Nay more, death is preferable to life: long before the time of Hamlet, Kwang-tze questioned the skulls of the dead and learned from mouths of bone such truths as mouths of flesh do not reveal:

When Kwang-tze went to Khû, he saw an empty skull, bleached indeed, but still retaining its shape. Tapping it with his horse-switch, he asked it, saying, “Did you, Sir, in your greed of life, fail in the lessons of reason, and come to this? Or did you do so, in the service of a perishing state, by the punishment of the axe? Or was it through your evil conduct, reflecting disgrace on your parents and on your wife and children? Or was it through your hard endurances of cold and hunger?
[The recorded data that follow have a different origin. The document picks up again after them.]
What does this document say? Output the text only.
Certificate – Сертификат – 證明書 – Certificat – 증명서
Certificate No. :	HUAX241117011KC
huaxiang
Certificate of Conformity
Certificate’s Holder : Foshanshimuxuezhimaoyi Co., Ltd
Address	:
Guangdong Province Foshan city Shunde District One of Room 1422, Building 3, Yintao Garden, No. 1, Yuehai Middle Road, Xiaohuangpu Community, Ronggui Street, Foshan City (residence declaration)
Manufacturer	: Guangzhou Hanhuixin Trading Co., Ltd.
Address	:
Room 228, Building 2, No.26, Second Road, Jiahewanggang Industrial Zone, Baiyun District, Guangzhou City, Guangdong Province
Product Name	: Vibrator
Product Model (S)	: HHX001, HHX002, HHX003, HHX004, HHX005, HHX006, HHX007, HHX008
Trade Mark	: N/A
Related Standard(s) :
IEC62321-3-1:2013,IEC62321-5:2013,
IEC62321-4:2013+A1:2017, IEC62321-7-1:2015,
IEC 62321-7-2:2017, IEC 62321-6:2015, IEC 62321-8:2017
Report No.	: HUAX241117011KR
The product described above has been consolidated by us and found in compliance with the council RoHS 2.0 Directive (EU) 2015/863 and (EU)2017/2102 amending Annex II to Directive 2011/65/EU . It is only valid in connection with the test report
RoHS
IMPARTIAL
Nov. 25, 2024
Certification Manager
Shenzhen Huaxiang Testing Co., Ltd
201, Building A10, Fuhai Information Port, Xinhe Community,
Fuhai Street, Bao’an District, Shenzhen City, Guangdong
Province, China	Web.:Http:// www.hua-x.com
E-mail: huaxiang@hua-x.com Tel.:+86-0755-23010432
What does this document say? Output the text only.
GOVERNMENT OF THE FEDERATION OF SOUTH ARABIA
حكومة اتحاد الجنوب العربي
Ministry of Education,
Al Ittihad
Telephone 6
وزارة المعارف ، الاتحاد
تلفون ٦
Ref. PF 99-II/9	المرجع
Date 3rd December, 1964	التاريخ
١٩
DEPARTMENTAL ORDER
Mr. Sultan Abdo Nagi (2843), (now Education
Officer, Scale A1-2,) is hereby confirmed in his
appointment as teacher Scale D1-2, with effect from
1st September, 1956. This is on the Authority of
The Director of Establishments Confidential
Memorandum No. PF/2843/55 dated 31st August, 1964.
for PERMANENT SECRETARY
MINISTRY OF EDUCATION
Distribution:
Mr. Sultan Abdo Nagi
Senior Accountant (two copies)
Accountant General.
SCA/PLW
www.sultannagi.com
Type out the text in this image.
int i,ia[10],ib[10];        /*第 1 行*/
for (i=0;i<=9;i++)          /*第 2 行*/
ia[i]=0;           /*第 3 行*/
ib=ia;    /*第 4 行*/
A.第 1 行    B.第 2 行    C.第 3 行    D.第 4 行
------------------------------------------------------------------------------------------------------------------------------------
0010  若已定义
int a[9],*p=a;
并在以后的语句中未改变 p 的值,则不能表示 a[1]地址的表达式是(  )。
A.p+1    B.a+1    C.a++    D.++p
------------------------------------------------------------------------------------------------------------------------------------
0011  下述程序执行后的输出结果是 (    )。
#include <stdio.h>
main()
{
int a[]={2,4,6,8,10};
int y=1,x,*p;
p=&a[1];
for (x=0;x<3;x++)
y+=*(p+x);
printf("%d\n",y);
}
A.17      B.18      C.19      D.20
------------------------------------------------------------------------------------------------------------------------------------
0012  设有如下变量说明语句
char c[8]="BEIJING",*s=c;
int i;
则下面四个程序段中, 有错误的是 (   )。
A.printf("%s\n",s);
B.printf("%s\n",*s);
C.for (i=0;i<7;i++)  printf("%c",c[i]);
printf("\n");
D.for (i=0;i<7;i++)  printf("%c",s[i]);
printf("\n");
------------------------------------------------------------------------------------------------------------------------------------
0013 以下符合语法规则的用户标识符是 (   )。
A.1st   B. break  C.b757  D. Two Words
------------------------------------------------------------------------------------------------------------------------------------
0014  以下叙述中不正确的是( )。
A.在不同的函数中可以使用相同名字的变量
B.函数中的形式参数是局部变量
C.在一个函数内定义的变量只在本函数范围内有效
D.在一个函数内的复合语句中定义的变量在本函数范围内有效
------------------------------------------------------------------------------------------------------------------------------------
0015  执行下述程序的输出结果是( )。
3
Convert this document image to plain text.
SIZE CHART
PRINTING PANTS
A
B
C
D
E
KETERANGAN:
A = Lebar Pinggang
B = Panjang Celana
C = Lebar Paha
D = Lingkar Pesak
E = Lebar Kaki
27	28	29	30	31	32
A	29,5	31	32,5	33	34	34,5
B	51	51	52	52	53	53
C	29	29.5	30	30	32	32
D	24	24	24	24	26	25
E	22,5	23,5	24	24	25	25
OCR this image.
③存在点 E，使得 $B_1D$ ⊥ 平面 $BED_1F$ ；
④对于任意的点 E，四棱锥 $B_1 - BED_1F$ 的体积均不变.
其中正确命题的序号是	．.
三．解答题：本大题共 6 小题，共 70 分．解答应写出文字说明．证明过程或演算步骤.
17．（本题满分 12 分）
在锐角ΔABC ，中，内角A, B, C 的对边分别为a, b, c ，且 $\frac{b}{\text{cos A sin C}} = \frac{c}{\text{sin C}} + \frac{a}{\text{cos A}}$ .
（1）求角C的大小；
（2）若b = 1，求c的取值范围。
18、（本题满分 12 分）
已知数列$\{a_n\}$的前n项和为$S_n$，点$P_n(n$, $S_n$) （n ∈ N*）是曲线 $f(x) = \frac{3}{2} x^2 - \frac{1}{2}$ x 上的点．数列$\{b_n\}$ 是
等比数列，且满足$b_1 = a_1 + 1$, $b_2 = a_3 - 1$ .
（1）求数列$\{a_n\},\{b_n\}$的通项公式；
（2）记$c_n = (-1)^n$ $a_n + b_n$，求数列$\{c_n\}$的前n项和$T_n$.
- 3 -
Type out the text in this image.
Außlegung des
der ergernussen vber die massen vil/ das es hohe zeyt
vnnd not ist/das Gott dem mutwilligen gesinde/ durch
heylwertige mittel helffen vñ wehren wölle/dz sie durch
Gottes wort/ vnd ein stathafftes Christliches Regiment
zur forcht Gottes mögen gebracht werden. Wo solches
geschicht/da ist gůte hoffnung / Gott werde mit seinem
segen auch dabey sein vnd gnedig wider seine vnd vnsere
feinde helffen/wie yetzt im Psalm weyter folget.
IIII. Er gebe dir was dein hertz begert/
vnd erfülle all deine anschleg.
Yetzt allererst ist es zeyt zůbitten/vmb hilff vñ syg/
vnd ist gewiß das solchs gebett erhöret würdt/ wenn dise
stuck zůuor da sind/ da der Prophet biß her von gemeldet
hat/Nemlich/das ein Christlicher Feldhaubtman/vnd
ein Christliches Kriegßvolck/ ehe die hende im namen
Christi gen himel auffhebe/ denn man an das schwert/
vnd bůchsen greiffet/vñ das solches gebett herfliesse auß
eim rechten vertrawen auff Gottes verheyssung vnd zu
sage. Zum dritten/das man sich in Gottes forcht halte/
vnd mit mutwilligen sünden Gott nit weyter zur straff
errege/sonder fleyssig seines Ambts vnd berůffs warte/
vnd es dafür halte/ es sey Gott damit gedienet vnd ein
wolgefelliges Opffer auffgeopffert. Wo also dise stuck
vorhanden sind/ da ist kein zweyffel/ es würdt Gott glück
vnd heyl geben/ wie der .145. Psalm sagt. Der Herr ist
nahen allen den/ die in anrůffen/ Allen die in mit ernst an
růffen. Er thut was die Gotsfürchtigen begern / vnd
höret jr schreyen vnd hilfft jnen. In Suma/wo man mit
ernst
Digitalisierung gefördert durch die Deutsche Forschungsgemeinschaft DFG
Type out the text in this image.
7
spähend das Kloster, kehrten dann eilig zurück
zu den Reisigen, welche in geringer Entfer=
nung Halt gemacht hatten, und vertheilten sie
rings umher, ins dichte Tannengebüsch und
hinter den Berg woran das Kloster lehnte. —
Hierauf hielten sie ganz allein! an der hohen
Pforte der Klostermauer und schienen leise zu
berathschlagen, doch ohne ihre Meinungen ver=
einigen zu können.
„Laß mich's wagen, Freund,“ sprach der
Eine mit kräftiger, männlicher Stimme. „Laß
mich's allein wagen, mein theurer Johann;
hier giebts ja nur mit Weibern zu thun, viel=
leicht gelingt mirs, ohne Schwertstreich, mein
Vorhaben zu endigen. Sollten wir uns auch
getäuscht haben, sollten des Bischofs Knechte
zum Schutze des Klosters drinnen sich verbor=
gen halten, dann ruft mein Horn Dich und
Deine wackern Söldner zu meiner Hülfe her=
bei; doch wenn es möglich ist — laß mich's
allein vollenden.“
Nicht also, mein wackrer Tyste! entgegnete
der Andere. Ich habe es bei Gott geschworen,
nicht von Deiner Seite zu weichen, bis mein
Or was it that you had completed your term of life?” Having given expression to these questions, he took up the skull and made a pillow of it when he went to sleep. At midnight the skull appeared to him in a dream, and said, “What you said to me was after the fashion of an orator. All your words were about the entanglements of men in their lifetime. There are none of those things after death. Would you like to hear me, Sir, tell you about death?” “I should,” said Kwang-tze, and the skull resumed: “In death there are not (the distinctions of) ruler above and minister below. There are none of the phenomena of the four seasons. Tranquil and at ease, our years are those of heaven and earth. No king in his court has greater enjoyment
  1. Vol. XXXIX, pp. 194–95. On this passage see Farinelli, La vita è un sogno, Turin, 1916, Vol. I, pp. 21 and 256. Farinelli, however, does not refer to a Chinese comedy which is built entirely on this idea. It is by Chi-yuen, and is called Hoang-liang-mong (The Dream of the Yellow Millet) and has a Tâoist thesis.